I stepped back inside my room but left the wood-framed doors ajar. As I did so I realised that my right big toe was hurting like hell from its vicious assault on the base of the defenceless pillar. I went into the bathroom, filled the bidet with cold water and bathed my foot for a while, then limped back through and lay on my bed, waiting for the pain to subside. It didn’t. It occurred to me that I might have broken the damn digit. If that was the case there was nothing to be done, other than taping it to my second toe as a splint and taking painkillers as necessary. My nursing training has led me always to travel with a basic first-aid kit, so I patched myself up there and then.

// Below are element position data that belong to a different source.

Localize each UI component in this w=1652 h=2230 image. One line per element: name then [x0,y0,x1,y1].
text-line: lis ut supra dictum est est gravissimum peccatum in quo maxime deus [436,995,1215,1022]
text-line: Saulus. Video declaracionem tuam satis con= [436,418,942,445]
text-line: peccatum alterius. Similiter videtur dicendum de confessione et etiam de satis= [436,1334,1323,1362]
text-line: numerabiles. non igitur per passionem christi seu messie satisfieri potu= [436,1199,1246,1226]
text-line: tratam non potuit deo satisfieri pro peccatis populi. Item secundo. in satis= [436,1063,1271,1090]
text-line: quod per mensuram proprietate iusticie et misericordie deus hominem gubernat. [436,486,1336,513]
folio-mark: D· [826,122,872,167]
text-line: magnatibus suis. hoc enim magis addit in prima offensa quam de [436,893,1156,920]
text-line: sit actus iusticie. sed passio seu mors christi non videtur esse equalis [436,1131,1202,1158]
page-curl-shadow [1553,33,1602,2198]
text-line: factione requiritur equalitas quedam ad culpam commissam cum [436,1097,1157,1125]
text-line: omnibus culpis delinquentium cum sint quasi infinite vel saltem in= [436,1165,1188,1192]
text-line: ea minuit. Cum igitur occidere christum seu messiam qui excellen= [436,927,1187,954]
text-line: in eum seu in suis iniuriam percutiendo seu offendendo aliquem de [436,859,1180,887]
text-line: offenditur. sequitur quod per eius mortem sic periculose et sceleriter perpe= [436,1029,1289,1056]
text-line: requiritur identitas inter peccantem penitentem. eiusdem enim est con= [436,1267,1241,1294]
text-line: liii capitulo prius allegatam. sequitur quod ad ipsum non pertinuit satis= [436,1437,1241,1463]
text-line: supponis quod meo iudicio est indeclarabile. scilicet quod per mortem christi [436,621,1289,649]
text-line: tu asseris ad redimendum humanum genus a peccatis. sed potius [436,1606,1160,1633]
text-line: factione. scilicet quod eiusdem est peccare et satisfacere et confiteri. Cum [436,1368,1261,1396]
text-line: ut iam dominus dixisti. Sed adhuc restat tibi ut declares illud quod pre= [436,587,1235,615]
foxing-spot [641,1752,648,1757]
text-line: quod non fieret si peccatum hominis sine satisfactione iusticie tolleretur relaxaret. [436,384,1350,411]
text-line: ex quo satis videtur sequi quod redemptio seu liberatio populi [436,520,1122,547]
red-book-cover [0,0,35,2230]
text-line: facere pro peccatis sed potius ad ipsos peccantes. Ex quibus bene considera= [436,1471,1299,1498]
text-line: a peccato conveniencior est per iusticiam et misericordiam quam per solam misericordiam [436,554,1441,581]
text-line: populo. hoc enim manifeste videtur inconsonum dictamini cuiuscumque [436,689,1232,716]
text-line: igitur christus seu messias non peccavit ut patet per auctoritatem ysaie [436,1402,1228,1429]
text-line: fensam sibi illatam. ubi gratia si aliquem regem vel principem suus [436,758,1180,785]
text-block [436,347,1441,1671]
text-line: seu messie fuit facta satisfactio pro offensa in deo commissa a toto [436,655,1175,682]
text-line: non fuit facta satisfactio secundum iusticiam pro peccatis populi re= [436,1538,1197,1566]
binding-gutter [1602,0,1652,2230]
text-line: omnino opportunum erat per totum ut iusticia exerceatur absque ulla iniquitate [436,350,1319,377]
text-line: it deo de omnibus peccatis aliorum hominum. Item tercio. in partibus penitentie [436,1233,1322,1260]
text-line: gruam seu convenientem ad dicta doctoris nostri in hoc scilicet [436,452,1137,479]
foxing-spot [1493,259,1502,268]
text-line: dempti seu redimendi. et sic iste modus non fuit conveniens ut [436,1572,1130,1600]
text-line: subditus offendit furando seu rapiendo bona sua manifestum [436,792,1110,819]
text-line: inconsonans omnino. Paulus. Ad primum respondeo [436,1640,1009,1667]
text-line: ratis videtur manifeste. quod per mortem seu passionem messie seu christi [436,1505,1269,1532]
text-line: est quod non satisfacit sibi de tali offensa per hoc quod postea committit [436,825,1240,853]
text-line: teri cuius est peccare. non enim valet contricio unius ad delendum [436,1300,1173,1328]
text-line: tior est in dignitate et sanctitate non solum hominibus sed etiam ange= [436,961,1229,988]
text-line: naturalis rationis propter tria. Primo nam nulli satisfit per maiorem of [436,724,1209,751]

I had just finished when I heard two vehicles pull up outside, one after the other. I rolled off the bed, limped carefully past the pole, and peered down into the street. Below, I saw a woman in plain clothes with a great frizzy ponytail that looked in the streetlight as if it might have been red, and two paramedics, one male, one female, pushing a trolley, with an empty stretcher on top. Ponytail carried a bag; it made me think, Medic. The young cop was ambling along behind them. He glanced up at my window, but didn’t appear to see me.
As they reached the door I saw that the two officers had become three. The new arrival was older than they were and wore what looked like significant braid on his shoulders. The door guards had stubbed out their cigarettes and were standing to something that might have been attention, so I assumed that he was the brass.
He greeted Ponytail with a handshake and a smile. I heard her call him something that might have been Pablo, but as she had her back to me I couldn’t be sure. He led her inside. As soon as they had gone, the male paramedic produced a pack of cigarettes and offered them to the three remaining cops. I watched, unobserved, as all four guys smoked; they chatted quietly among themselves. Suddenly the youngest, my informant, glanced round in my direction, grinning. The phrase ‘her right tittie falling out’ floated up to me. I must have been leaning further over than I’d thought. Happily, he added, ‘It looked like a pretty nice tittie, too.’ The night was getting better.
But not for long. After less time than it took to finish the fags, the doctor’s head reappeared in the doorway, together with a hand, beckoning. Her team took the stretcher from the trolley and followed her inside.